Ukraine’s chairing the UN Security Council coincided with yet another aggravation of the Balkan conflict but this time in Macedonia, the only former Yugoslav country which had not yet had a war. The Security Council extraordinary session, convened on Ukraine’s initiative, and NATO leadership statements have not yet defused the situation: each day brings reports about clashes between the Macedonian armed forces and Albanian rebels in the Macedonian- Yugoslav border area.
The Macedonia-Kosovo border encounters coincided with the revival of Albanian groupings in southern Serbia. On March 8 NATO Secretary General Lord Robertson announced an unprecedented decision by the alliance to allow limited Yugoslav army units, tightly controlled by the West, to enter the buffer zone in southern Serbia near the Macedonian border, a thing categorically banned when Milosevic was still in power. The statement refers to the Albanian groupings in southern Serbia and Macedonia as extremists, a term previously never applied to the Kosovo Liberation Army (KLA). Meanwhile the Albanians, are strongly protesting this latest NATO decision.

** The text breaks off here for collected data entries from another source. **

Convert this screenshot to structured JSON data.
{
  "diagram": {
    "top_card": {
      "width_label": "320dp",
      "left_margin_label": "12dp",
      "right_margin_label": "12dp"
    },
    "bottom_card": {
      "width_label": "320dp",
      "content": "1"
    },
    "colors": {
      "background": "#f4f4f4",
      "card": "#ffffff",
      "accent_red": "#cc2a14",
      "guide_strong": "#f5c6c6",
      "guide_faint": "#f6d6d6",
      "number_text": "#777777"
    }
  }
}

Lord Robertson’s statement obviously brings us again to the conclusion that Western policy toward Yugoslavia and Kosovo was clearly wrong. This can also raise the question where the Albanians in Kosovo, southern Serbia, and Macedonia could get up-to-date Western weapons, including heavy mortars. Why did these weapons manage to pass so easily through the KFOR checkpoints in Kosovo to be further employed outside this area? Why does the West give such differing assessments of the similar methods of action by the KLA and groupings in southern Serbia and Macedonia? And why do the leaders of the Albanian groupings keep telling the Western press that they respect and will never draw their weapons against the Americans? Does this mean they could do so against others, including Ukrainian and European soldiers? The Albanian demands differ very little from those we heard during the Kosovo crisis: broad autonomy, involvement in public administration, and education.
One can suggest that the Balkan developments have spun out of control (to God knows where) and are now unfolding in a direction undesirable for NATO and the West as a whole. NATO’s belated preoccupation is, of course, better than the cheerful announcements about the situation normalizing with each passing day.
President Boris Trajkovski of Macedonia phoned Leonid Kuchma to thank him for the initiative to convene an extraordinary session of the UN Security Council, for supporting the Macedonian leadership’s efforts to settle the conflict, and for the contribution Ukraine is making to international peacekeeping efforts in the Balkans.
The Ukrainian peacekeepers stationed in Kosovo are serving in the immediate vicinity of the epicenter of the most recent events and are naturally preparing for all possible contingencies. Today nobody is ruling out the possibility of making a decision to revise the nature of their duties and perhaps reinforce their strength with combat units. Everything will depend on further developments and the stands of the Security Council members.
On the other hand, Ukraine has received a chance to show off the talents of its diplomacy in settling the conflict by coordinating Security Council efforts and, accordingly, to restore the prestige of the UN and itself.